In Ermangelung der offziell honorierten Kritikerfunktion sind sie somit ja geradezu gezwungen, sich auf andere Weise Beachtung zu verschaffen. Es bleibt ihnen also gar nichts anderes übrig, als bei entsprechender Gelegenheit auf sich aufmerksam zu machen, auch wenn dies für den einzelnen Vorlesenden vielleicht im Moment etwas unangenehm sein mag. Deshalb muss wenigstens so ein ausführlich wahrgenommenes Publikumsvotum als willkommener Anlass dafür herhalten, wieder die richtige Balance herzustellen und den fachlich unkundigen Musensohn mittels Unterstellung von Inkompetenz und Ignoranz unmissverständlich zurechtzuweisen und ins richtige Lot zu bringen. Dies ist wohl die einzige Möglichkeit, ihn so von der abgehobenen Wolke des Erfolgs wieder auf den Boden der Tatsachen zurückzuholen und sich auf diese Weise dafür zu rächen, dass er, und nicht sie, sich da oben präsentieren und die Huldigungen des Publikums entgegennehmen darf.

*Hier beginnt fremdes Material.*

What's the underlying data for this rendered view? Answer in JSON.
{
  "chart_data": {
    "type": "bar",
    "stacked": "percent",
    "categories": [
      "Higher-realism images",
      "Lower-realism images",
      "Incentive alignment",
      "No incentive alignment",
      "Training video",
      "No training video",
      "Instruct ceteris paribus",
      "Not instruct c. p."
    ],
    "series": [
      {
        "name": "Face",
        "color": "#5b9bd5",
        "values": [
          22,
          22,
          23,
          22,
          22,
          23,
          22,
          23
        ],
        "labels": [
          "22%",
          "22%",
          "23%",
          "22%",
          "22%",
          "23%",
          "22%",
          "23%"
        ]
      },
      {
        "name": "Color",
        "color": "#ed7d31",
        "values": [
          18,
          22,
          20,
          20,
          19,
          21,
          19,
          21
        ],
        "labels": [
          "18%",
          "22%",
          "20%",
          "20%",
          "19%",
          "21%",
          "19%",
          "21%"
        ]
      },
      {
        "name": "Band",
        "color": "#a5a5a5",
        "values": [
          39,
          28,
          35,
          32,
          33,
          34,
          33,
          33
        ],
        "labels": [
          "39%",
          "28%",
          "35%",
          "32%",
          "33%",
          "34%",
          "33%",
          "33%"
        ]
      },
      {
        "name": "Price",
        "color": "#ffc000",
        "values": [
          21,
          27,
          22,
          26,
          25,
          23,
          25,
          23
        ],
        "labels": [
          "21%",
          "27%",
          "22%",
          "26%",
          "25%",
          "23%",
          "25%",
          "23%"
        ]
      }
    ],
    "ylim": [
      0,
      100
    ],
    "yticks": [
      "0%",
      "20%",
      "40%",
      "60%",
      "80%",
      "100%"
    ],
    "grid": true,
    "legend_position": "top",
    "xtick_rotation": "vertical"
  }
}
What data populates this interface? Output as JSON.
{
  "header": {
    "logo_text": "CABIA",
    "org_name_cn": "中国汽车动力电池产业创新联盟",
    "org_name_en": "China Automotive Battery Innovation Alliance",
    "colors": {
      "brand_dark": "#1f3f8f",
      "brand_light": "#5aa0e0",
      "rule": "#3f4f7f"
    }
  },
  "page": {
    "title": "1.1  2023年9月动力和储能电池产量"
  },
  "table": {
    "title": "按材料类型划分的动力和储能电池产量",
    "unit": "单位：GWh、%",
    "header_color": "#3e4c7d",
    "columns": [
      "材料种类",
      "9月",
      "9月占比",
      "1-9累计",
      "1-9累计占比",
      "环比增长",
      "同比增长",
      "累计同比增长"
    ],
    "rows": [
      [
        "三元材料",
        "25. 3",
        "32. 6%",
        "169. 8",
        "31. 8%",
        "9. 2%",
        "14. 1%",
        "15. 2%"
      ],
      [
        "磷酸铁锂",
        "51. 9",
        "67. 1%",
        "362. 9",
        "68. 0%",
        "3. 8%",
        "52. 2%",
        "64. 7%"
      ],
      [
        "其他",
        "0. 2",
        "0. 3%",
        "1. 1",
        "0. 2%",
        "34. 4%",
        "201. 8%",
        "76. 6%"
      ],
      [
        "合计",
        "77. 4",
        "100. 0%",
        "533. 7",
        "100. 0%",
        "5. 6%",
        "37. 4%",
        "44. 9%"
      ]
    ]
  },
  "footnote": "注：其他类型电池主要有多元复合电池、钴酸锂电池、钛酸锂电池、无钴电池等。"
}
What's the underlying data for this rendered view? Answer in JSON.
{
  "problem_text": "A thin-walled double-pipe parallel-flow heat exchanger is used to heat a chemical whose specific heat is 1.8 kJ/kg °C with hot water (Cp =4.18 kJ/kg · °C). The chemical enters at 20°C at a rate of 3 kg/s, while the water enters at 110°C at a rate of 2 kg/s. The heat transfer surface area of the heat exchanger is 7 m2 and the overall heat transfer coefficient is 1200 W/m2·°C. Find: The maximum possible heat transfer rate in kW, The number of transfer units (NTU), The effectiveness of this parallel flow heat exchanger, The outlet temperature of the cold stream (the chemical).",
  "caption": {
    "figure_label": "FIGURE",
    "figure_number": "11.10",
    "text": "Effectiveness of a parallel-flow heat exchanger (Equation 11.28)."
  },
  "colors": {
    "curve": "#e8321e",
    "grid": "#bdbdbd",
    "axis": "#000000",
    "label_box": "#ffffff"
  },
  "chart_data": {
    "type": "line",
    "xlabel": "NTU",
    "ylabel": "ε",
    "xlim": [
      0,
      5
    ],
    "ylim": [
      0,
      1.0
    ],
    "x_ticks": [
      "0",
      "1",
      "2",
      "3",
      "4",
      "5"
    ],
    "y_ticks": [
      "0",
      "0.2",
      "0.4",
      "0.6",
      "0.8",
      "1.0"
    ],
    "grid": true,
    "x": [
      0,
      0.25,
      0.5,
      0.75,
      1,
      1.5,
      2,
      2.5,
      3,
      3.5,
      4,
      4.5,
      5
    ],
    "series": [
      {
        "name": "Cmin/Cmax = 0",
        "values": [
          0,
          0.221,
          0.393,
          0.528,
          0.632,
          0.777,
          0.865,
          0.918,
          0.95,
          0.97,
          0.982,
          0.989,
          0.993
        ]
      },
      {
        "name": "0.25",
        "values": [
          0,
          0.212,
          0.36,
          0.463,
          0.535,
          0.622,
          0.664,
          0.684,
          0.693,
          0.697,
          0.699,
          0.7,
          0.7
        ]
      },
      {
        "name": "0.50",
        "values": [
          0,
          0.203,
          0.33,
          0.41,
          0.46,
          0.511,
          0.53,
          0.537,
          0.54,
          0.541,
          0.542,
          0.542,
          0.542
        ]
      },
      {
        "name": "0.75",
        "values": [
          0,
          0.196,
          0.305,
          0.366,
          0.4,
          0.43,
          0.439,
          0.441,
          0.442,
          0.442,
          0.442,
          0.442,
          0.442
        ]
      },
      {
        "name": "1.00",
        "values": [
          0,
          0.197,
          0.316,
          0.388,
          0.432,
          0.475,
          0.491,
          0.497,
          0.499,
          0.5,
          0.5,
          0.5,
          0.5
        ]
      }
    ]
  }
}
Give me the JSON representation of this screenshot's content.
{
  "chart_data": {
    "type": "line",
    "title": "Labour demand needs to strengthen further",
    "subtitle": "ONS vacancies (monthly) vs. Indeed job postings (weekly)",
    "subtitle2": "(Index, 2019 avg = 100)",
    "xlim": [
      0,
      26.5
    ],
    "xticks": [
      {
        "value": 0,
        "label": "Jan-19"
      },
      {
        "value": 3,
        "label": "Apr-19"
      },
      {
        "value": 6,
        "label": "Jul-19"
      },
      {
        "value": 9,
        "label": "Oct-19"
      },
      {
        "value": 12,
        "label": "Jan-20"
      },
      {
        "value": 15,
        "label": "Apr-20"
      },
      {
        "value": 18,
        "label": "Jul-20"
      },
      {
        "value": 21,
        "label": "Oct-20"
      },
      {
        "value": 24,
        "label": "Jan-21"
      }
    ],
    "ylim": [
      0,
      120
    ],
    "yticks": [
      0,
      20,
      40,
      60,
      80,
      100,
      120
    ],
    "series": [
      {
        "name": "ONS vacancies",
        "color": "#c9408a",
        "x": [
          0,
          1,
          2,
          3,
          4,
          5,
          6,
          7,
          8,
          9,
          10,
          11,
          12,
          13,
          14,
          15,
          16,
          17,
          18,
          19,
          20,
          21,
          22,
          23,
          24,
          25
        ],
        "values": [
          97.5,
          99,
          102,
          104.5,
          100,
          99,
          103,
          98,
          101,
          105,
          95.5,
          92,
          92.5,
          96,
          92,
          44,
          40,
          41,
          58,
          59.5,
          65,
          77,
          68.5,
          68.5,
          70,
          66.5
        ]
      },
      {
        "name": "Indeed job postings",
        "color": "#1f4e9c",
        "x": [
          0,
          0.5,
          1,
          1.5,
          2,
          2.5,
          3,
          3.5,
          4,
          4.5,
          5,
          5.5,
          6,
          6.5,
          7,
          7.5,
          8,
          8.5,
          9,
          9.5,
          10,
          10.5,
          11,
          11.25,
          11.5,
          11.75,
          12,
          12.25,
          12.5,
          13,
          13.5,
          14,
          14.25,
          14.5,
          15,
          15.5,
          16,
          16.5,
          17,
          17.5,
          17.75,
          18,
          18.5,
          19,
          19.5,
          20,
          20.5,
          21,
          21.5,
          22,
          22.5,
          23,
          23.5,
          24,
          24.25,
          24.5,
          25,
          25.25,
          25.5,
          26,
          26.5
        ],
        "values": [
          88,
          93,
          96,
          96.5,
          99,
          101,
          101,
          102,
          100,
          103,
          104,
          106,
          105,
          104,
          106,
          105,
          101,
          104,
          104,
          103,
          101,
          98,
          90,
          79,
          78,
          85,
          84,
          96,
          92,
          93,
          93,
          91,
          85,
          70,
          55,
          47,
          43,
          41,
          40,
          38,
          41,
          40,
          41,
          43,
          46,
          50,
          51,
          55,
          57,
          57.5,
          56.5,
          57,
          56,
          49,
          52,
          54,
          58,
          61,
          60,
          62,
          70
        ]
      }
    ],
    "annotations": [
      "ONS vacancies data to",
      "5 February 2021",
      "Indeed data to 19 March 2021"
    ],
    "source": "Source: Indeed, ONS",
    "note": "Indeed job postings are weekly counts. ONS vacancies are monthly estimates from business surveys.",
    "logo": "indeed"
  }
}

Heinrich sah ein, dass er im Unrecht war. Ein vermessener Scharlatan, ein anmassender Nichtskönner, der glaubte, auf einfache Weise – ohne solides, langjähriges, und alle abwegigen Ideen in ordentliche Bahnen lenkendes, ja seinen ganzen Charakter und seine Einstellung zurechtbiegendes Studium – zu Erfolg kommen zu können. Er hatte wohl seine Träume mit der Realität verwechselt. Was bildete er sich überhaupt ein?